CAS Consumer spokeswoman Sarah Beattie-Smith says: "These reports show the clear growth in the numbers of Scots who are struggling to pay their energy bills. They also show the impact this has had on our workload as an advice service, and how we have met this increase.
"Our case evidence highlights the key issues that have affected peoples' ability to heat their homes over this period. These include: low pay, under-employment, increased living costs and rising debt, in addition to the impact of austerity policies such as below-inflation benefit payments, the bedroom tax, benefit sanctions and long waits for benefit assessments. The changes made to some billing systems have also been a key problem, and Scottish Power in particular has created a number of problems for consumers.
"The levels of fuel poverty in Scotland are higher than ever, and all over the country there are families who yet again this winter will face the devastating choice of whether to heat their home or put food on the table. As these reports show, Scottish CAB advisers deal with cases like this every week. We will continue to offer that expert advice and support to anyone who needs it. You can visit your local CAB or call our consumer helpline 03454 040506.

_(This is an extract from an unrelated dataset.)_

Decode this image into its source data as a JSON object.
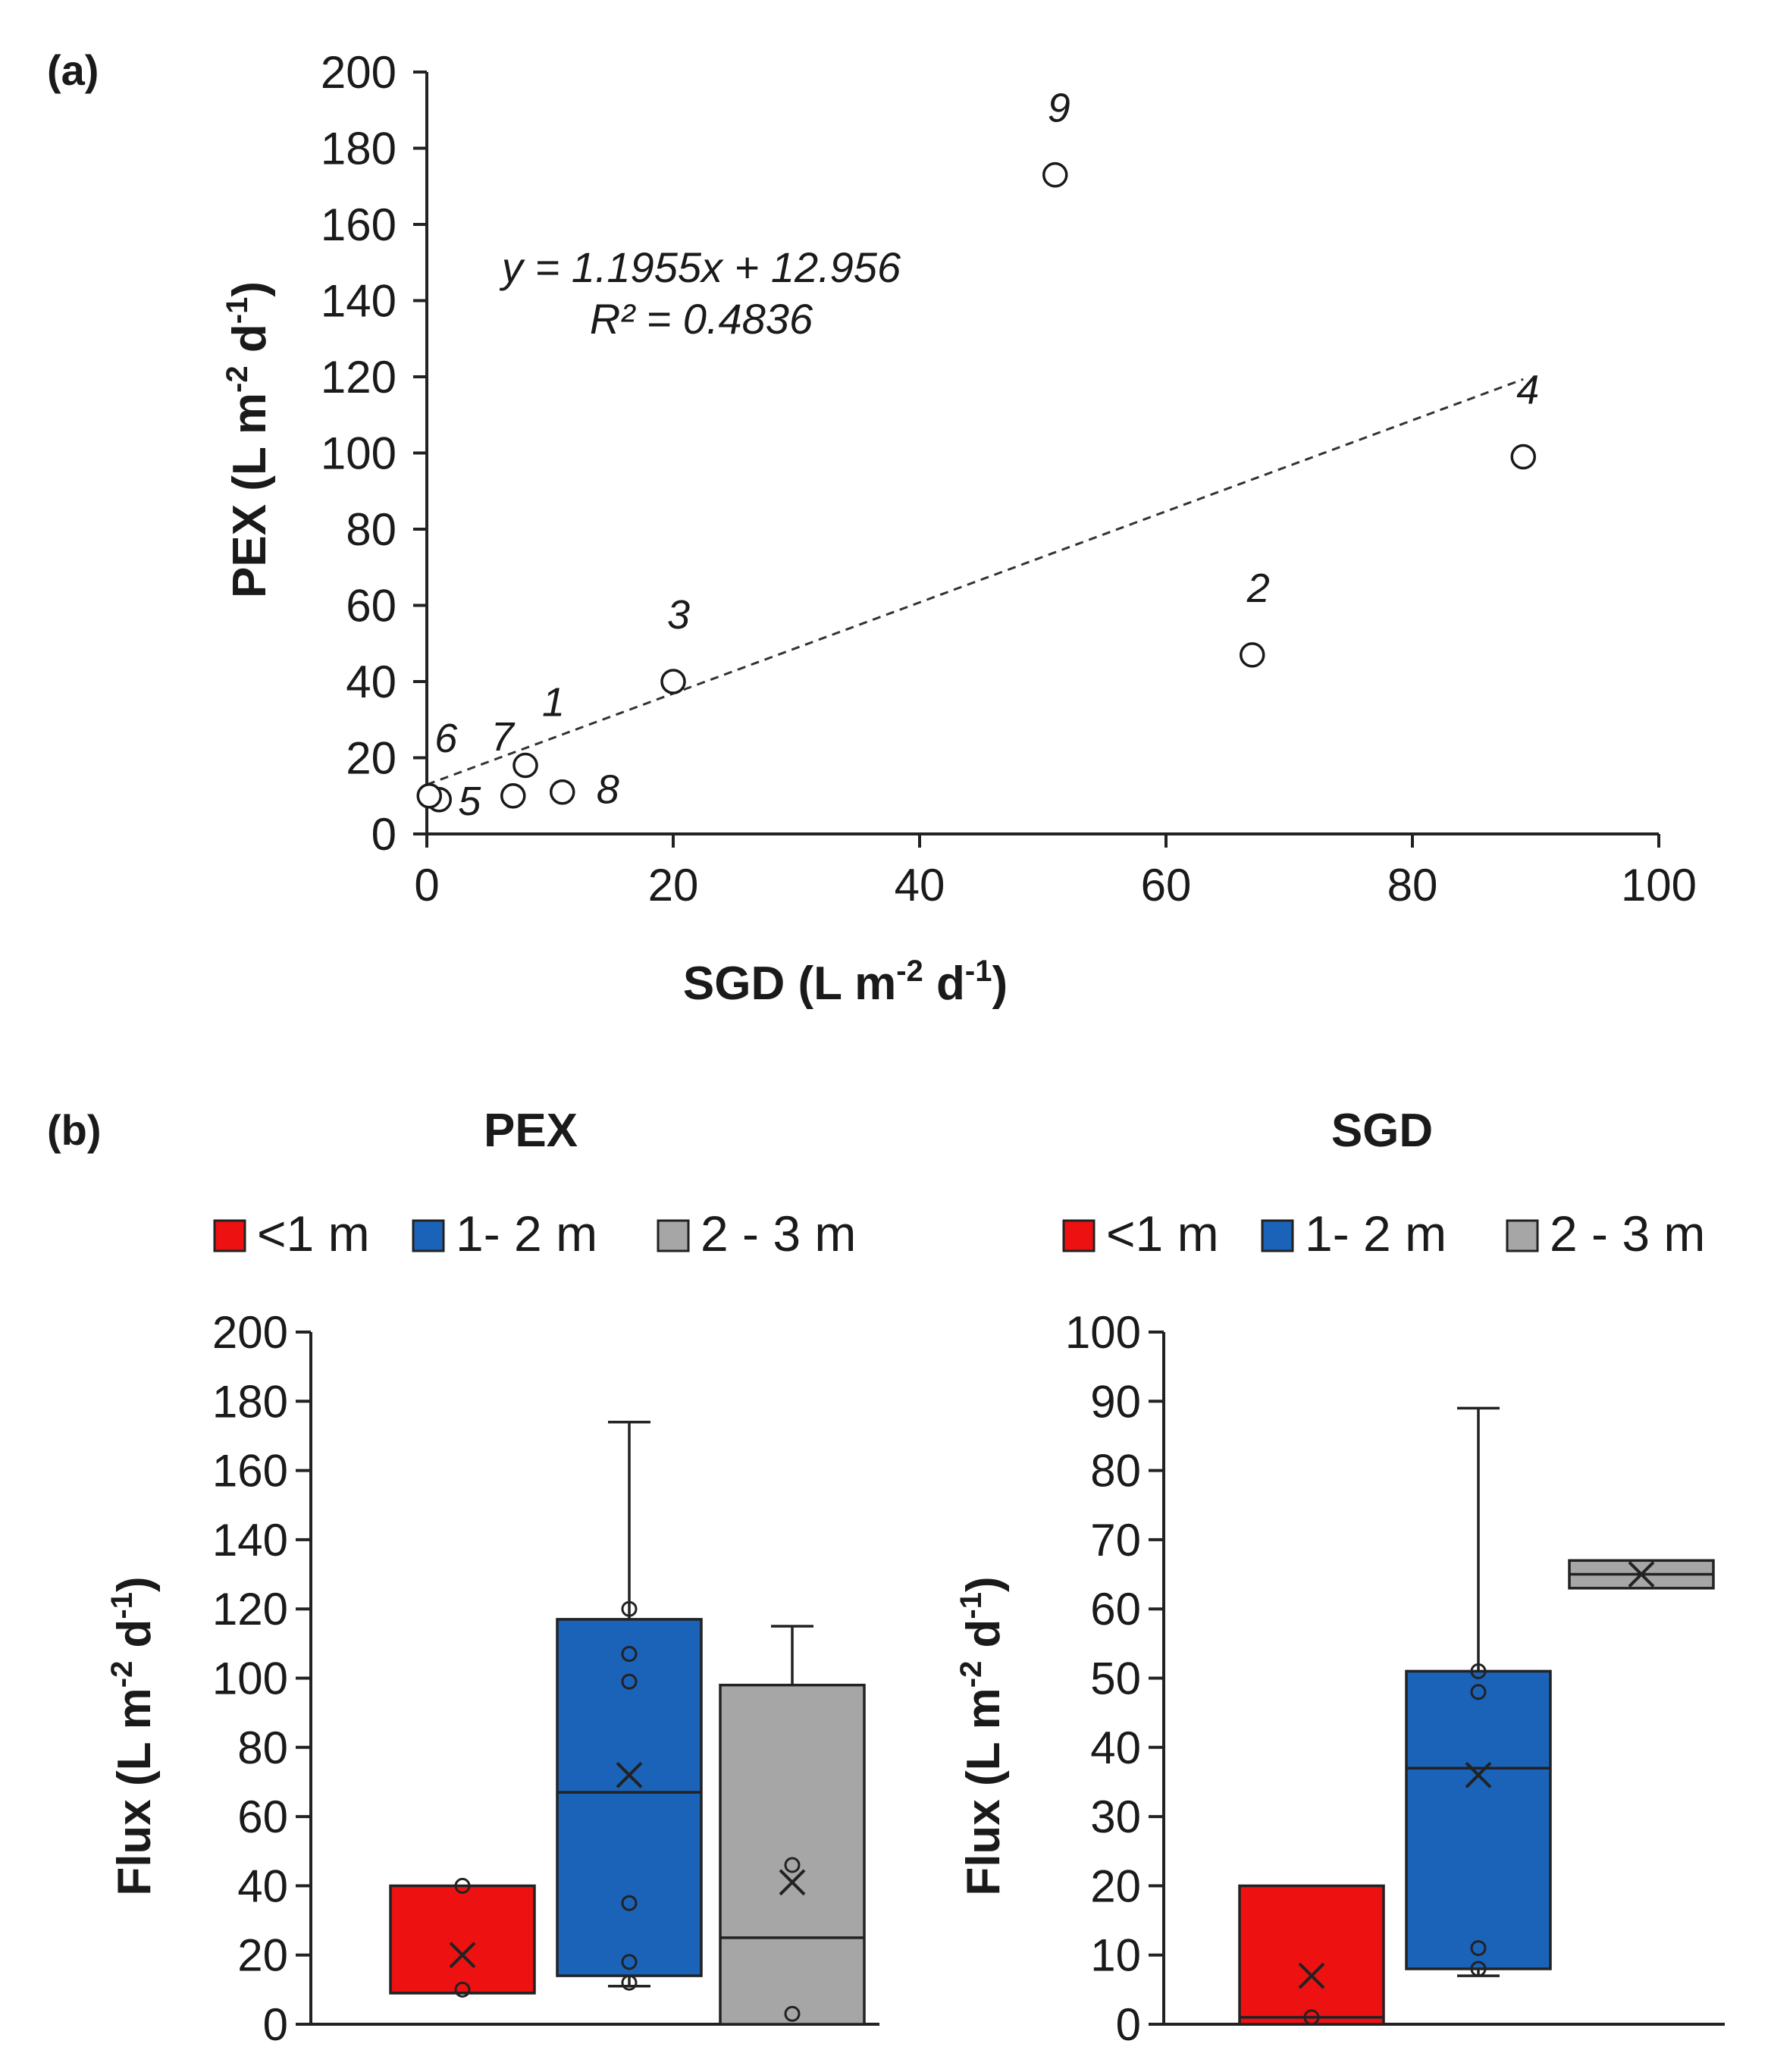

Citizen's Advice are among the campaigners calling on householders to help elderly friends and relatives find cheaper energy deals.
It's after finding that almost nine in 10 bill payers did not switch in the last year.
The new figure from Ofgem, based on data from household meters, found that 88% of energy customers have not switched in the last year despite widespread advice that doing so can save hundreds of pounds.
A separate poll for Big Energy Saving Week, a joint campaign with Energy Saving Trust, Department of Energy and Climate Change and Citizens Advice, found 45% of people did not believe they could save money by switching and 75% of people who did thought it would be £100 or less.
A fifth (20%) said they were aware that an elderly person they looked after had fallen behind on their energy bills or been unable to pay.
Energy Saving Trust chief executive Philip Sellwood said: "We're urging sons, daughters, friends, neighbours and even older people themselves to help each other, or someone they know, to check and make sure they are on the best deal online or over the phone.''
The poll also revealed a number of misconceptions about switching, with a quarter of people wrongly thinking that tenants needed their landlord's permission to switch and 25% worrying that they could be disconnected when changing supplier.
Energy and Climate Change Secretary Amber Rudd said: "By not switching, hardworking bill payers are missing out on hundreds of pounds, savings which could especially help older people heat their homes for less this winter. ''
:: Ipsos Mori surveyed 2,710 UK adults between September 21 and October 1.